On The Destruction Of Nalanda University

Located in Bihar, in northwestern India, near the southern border with what is now Nepal, Nalanda was the great lighthouse of knowledge of medieval India. Although there are indications of universities older than Nalanda (the University of Taxila, also in India), it is considered that Nalanda was the first great university in the history of humanity and one of the longest, with almost 800 years of activity. The university spreads in more than 14 hectares, came to house some 10 thousand students and was considered an architectural masterpiece, receiving patronage from several emperors. Even today its ruins are one of the most visited archaeological sites in India, and a multinational effort has recently created a new Nalanda University.

Nalanda University

Historical reports maintain that from the third century of our era a stupa was built in the area to commemorate Shariputra, the Buddha’s most brilliant disciple, who would have attained enlightenment right there. The Tibetan lama Taranatha, of the seventeenth century, mentions that also in the third century Nagarjuna and his disciple Aryadeva inhabited the area, being in some way the spiritual founders of the university. Nagarjuna is the central figure in the transmission of Mahayana Buddhism, which would be the fundamental academic dissemination of Nalanda. The accepted historical beginning of Nalanda is in the era of the Gupta Empire, probably during the Kumaragupta Empire (415-455).

Nalanda University

A prestige comparable to that of the Museum of Alexandria as a center of knowledge in the West, has it in Asia Nalanda, and a tragedy for knowledge similar to the burning of the Library of Alexandria (which would have been destroyed in part by Julius Caesar , then by the Christian patriarch Teófilo and finally by the Muslim invasion) was the destruction of Nalanda at the end of the 12th century. Both Nalanda and Alexandria were characterized by gathering knowledge from the most diverse cultures of their time and allowing access to knowledge to individuals of the most diverse creeds and, in contrast, were destroyed by religious intolerance. It is impossible to really know how many books Nalanda housed, but figures of up to 9 million are handled, something that some people consider exaggerated and estimate something closer to hundreds of thousands of copies – in Alexandria it is also estimated that there were hundreds of thousands of manuscripts.

Nalanda University

In addition to Buddhist studies, Nalanda students learned medicine, astronomy, grammar, logic, Sanskrit, studied the Vedas and Sankhya philosophy, among others, which shows the inclusive and ecumenical nature of this center. Pupils from Korea, Japan, China, Tibet, Indonesia, Persia, and Turkey studied there. Prominent Buddhist masters of Mahayana and Vajrayana such as Aryadeva, Atisha, Naropa, Chandrakirti, Dharmakirti, Shantarakshita, Dignaga, Arhyabata and others, learned and taught in Nalanda. To date, the Dalai Lama is considered part of the lineage of the great masters of Nalanda.

Nalanda University

Nalanda was destroyed by the Turkish general Bakhitayar Khilji in 1193, as documented in the book Tabaqat-i Nasiri by the Persian historian Minhaj-i-Siraj. In this raid, hundreds of monks would also have died and it is legendarily pointed out that the library burned for several months, filling the sky with smoke and ashes. Nalanda continued to operate for about 1 century but already come to less. The Muslim invasions were ending with Buddhism in India, because of this religion, since centuries before, was marginalized. Buddhism would practically cease to exist in its motherland in the 13th century and would continue its development in Thailand, Indonesia, China, Tibet, Japan, Korea and other Asian countries.

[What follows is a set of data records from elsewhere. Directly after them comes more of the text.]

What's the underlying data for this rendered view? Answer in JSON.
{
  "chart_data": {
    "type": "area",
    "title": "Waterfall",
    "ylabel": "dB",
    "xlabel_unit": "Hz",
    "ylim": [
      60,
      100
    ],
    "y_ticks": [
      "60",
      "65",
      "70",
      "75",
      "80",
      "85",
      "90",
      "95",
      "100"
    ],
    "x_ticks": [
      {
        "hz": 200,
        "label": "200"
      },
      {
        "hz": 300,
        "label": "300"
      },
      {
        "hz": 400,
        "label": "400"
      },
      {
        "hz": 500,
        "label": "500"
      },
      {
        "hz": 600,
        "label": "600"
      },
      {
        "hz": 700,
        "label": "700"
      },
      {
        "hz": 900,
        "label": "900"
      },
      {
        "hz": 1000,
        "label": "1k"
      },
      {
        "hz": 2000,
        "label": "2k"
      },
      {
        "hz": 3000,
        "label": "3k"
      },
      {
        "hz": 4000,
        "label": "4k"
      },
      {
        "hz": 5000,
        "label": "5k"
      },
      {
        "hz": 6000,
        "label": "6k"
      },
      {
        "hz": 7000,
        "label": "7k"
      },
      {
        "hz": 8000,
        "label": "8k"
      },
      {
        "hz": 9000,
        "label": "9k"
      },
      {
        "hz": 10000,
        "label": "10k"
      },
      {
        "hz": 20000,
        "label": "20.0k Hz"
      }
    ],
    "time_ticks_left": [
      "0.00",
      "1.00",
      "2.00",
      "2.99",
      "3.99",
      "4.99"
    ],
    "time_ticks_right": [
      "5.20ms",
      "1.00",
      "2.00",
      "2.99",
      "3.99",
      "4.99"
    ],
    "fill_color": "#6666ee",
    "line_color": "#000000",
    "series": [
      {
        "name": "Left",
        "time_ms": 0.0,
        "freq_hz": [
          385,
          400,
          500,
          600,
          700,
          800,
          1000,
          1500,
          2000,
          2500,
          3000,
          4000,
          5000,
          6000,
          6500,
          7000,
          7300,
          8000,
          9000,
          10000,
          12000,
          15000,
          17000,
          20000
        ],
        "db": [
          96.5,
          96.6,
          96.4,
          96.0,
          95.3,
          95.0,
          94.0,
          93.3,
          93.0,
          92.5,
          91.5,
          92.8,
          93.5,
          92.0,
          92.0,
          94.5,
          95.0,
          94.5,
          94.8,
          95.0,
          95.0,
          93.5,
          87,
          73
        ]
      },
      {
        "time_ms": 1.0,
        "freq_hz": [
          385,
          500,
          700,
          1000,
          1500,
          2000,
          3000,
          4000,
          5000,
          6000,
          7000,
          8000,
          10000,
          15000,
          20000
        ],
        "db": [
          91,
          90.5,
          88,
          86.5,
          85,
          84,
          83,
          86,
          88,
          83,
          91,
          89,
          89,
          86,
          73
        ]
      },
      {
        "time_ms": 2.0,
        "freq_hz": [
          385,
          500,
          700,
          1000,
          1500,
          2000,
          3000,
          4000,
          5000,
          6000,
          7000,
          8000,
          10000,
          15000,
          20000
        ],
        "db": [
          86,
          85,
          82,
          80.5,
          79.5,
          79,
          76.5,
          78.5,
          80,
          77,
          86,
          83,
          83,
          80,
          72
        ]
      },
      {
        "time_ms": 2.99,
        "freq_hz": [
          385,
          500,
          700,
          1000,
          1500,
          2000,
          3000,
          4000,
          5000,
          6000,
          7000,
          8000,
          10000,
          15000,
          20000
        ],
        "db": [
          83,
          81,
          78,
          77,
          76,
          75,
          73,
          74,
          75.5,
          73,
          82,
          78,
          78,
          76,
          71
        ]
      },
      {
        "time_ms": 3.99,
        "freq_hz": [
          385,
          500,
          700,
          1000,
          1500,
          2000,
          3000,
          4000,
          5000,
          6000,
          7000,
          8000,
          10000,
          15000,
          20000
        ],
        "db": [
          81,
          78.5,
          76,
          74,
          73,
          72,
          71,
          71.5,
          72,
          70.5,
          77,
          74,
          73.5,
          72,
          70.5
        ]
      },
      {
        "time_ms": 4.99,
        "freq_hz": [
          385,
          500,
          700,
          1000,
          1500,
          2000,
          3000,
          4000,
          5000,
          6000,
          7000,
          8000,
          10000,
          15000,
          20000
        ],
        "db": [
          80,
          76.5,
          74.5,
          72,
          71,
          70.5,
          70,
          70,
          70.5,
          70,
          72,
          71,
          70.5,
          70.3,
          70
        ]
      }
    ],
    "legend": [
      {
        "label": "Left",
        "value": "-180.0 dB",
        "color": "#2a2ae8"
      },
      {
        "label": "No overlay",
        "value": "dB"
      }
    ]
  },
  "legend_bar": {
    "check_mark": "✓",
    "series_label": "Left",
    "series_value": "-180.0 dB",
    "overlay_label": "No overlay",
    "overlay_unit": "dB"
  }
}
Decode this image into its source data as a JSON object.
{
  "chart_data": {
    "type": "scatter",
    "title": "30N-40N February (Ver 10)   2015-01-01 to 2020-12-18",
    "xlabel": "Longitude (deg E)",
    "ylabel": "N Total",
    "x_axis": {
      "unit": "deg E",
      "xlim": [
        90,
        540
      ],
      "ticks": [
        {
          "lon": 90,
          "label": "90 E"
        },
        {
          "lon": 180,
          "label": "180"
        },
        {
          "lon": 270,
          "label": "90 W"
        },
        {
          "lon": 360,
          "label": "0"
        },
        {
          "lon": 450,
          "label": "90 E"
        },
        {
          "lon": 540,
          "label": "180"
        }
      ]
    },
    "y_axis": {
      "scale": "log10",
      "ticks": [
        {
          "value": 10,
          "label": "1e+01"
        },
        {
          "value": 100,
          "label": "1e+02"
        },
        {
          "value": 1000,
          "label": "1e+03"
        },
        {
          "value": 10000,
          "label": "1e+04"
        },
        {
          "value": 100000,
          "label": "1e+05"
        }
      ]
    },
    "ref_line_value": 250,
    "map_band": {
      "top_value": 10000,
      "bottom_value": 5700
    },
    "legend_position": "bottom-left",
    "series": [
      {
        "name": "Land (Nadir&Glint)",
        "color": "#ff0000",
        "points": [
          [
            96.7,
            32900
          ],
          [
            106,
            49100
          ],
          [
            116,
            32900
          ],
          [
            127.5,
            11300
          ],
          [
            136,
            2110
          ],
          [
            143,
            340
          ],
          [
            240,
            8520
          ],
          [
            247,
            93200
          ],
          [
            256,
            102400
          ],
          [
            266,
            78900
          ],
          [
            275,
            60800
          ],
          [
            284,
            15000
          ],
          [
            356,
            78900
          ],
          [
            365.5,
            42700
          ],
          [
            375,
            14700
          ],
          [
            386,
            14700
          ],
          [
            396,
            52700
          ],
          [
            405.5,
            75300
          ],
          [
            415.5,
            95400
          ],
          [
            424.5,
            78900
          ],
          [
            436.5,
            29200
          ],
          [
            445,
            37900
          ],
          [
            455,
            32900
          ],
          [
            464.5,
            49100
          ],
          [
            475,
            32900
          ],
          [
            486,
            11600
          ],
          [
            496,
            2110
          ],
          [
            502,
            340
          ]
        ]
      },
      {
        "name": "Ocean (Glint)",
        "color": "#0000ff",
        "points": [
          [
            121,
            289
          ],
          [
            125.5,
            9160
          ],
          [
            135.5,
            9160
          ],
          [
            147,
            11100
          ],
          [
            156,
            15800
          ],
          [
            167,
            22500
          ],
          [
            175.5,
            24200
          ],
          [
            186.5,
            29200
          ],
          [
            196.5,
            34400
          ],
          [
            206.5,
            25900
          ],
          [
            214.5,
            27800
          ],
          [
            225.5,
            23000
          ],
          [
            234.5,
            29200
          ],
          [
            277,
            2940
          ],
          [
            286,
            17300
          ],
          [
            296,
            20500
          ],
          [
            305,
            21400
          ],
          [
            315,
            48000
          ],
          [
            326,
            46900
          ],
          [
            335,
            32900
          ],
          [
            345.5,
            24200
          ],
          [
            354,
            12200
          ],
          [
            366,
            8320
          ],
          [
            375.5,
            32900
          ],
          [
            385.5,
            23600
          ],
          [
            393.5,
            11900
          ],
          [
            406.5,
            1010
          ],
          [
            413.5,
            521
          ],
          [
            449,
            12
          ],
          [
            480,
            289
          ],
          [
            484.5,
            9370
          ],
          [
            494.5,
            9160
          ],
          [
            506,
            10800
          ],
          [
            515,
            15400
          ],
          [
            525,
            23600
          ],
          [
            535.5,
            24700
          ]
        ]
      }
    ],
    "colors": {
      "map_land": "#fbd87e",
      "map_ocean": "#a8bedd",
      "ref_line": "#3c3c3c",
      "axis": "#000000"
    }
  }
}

Some Indian nationalists consider that the destruction of Nalanda and its innumerable manuscripts is one of the causes of the decline of knowledge in mathematics, astronomy, alchemy, and anatomy in that country. Some Buddhist manuscripts, however, were saved by Chinese and Tibetan monks and travelers, who copied and translated some Sanskrit writings. Thinking about the glory of Nalanda’s wisdom and the barbarity of its destruction, it certainly saddens the spirit.